Safety Risk Management (SRM) and Safety Assurance (SA) are the key processes of the SMS. They are also highly interactive. The flowchart below may be useful to help visualize these components and their interactions. The interface attribute concerns the input-output relationships between the activities in the processes. This is especially important where interfaces between processes involve interactions between different departments, contractors, etc. Assessments of these relationships should pay special attention to flow of authority, responsibility and communication, as well as procedures and documentation.

As part of the effort to support the FAA Strategic Initiatives, and to help the FAA achieve the Next Level of Safety, the ATO has developed the System Risk Event Rate as a measure of its safety performance. The System Risk Event Rate metric, a 12-month rolling rate that compares the number of high-risk losses of standard separation to the number of total losses of separation, is based on Risk Analysis Events. Risk Analysis Events are losses of standard separation in which less than two-thirds of the required separation is maintained. Risk Analysis Events are identified and assessed as part of the Risk Analysis Process, which considers causal factors and pilot and controller performance when assessing the severity and repeatability of the event(s) that occurred. Through the Risk Analysis Process, Risk Analysis Events replace the long-standing measures of safety performance in the ATO, allowing relationships to be drawn between events and potential causes. From performance of individual facilities up to the NAS-wide system level, the Risk Analysis Process helps focus ATO safety initiatives on significant causes, events, and hazards that necessitate remedial action, thus, advancing risk-based decision-making initiatives.
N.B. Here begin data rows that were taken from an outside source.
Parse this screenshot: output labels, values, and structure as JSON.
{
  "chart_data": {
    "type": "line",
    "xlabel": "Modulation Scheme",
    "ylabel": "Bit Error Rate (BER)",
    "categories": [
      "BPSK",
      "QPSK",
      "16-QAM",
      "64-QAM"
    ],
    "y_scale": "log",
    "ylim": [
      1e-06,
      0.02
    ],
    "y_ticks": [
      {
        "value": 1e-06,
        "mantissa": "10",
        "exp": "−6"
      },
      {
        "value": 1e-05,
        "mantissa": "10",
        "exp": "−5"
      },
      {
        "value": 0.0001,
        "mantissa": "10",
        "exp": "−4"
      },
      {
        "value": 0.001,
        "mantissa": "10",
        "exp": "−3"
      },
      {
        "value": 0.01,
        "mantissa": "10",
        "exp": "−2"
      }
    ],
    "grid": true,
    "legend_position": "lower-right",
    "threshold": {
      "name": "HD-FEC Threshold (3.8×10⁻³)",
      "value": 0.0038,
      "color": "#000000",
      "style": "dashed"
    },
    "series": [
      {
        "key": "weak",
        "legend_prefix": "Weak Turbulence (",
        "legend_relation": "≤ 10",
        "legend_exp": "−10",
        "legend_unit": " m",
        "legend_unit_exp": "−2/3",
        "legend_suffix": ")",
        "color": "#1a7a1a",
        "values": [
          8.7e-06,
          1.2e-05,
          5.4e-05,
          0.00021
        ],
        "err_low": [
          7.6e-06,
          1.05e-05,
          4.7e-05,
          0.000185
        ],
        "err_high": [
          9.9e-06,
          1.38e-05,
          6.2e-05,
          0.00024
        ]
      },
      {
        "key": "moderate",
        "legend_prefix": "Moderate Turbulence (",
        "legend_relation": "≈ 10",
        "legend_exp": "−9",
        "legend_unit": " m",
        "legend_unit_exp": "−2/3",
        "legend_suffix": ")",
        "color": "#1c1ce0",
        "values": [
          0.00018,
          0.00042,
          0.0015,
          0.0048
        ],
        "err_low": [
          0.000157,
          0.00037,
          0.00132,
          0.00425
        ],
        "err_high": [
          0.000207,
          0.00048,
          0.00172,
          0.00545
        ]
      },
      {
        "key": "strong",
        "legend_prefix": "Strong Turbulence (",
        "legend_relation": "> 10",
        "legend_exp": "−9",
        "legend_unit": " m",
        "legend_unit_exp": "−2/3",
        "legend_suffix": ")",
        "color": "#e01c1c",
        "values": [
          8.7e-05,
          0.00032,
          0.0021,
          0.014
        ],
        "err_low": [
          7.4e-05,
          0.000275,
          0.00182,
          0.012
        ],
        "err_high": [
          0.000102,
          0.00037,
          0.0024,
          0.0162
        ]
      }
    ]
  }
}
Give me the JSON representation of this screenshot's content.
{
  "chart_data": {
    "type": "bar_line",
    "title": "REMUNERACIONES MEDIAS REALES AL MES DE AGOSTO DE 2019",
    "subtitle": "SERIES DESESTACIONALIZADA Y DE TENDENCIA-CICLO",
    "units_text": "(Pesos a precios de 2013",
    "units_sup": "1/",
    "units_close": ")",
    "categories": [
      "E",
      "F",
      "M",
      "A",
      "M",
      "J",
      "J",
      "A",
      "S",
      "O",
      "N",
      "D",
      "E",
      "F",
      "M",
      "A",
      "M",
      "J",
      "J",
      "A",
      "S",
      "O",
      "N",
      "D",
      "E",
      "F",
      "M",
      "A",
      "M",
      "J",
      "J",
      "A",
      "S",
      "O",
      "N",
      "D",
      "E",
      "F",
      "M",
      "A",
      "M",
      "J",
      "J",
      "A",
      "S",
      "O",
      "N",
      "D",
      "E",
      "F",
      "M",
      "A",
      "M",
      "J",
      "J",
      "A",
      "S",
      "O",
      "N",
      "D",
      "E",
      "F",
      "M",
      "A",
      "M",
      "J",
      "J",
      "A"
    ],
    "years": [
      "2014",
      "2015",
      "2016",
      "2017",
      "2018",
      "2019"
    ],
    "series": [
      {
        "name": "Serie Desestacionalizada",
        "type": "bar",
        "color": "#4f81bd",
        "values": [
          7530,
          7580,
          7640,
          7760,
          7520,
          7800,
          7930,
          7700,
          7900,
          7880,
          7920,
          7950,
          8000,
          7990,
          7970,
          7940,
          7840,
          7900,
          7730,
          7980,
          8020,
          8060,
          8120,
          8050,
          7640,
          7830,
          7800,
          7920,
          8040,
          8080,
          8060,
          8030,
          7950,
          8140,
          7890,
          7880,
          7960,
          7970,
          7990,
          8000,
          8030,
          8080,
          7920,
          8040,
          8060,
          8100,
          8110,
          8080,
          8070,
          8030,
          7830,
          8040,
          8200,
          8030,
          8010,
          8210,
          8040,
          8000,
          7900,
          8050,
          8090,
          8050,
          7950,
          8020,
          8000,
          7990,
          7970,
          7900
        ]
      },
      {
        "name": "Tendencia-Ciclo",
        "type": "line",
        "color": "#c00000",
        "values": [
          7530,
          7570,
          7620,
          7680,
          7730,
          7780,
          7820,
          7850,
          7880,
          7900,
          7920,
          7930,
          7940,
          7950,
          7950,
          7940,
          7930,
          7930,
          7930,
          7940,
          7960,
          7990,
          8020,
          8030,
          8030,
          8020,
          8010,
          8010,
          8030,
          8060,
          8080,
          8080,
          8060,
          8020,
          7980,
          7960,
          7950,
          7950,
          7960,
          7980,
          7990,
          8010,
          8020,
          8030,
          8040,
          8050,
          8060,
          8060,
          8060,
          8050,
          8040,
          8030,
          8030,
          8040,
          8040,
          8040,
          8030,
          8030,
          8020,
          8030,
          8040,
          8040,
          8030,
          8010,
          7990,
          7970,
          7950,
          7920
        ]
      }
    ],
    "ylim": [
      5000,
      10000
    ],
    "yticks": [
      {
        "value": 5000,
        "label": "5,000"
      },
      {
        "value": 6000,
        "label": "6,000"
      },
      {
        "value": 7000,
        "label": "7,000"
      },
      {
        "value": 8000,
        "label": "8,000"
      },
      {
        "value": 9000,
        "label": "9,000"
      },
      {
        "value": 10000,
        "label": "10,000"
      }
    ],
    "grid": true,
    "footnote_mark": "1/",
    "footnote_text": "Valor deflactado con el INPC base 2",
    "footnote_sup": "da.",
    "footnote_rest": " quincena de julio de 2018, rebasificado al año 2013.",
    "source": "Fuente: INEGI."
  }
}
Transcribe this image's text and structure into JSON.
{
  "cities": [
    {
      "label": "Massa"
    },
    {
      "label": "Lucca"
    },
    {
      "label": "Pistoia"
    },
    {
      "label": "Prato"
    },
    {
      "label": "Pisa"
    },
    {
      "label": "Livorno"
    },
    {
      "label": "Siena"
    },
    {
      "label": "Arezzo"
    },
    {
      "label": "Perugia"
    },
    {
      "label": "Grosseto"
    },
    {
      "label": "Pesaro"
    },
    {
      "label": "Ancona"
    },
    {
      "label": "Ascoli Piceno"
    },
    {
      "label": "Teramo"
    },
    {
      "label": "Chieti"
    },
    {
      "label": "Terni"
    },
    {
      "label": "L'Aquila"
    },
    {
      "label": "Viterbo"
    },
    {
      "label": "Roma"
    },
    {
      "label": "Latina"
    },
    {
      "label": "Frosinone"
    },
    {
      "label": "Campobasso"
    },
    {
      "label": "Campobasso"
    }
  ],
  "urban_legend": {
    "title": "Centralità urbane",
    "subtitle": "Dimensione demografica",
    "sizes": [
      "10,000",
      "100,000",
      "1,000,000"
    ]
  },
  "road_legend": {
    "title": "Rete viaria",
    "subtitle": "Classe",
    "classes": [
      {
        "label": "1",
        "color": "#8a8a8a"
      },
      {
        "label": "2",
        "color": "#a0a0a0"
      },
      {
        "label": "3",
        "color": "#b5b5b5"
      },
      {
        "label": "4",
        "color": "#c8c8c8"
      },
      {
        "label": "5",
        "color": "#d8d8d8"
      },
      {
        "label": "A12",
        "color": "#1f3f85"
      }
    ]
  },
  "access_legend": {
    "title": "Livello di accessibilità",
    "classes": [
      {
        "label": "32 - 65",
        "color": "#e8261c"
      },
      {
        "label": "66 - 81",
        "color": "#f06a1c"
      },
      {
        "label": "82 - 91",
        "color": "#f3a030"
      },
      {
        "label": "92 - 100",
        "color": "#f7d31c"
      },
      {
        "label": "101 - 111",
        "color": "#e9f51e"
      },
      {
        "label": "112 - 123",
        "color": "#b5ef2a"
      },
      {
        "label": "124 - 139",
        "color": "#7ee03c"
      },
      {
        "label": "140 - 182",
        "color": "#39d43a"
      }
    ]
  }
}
SRM is a formalized approach to integrated system safety. It both informs decision-makers about the potential hazards, risks, and mitigations associated with a particular proposal and identifies ways to mitigate existing hazards in the NAS. The methodology is applied to all NAS equipment, operations, and procedures to identify safety hazards and address risk. It is important to understand that though the ATO uses SRM as a formal safety and risk assessment process, its philosophy is easily understood outside of the technical realm of aviation. For example, a person performs SRM each time he or she crosses the street. The individual identifies hazards (cars passing), analyzes and assesses the risk (potential to be struck and severity if he or she is), and explores mitigations (looking both ways for traffic and/or heeding pedestrian signals) to reduce the perceived risk to an acceptable level before proceeding. It is necessary to make the approach to managing safety risk into a formalized, objective process. This helps ensure the effective management and mitigation of safety hazards and risk. SRM provides a means to: • Identify potential hazards and analyze and assess safety risk in ATO operations and NAS equipment, • Define mitigations to reduce risk to an acceptable level, • Identify safety performance targets to use as a benchmark for the expected performance of mitigations, and • Create a plan that an organization can use to determine if expected risk levels are met and maintained.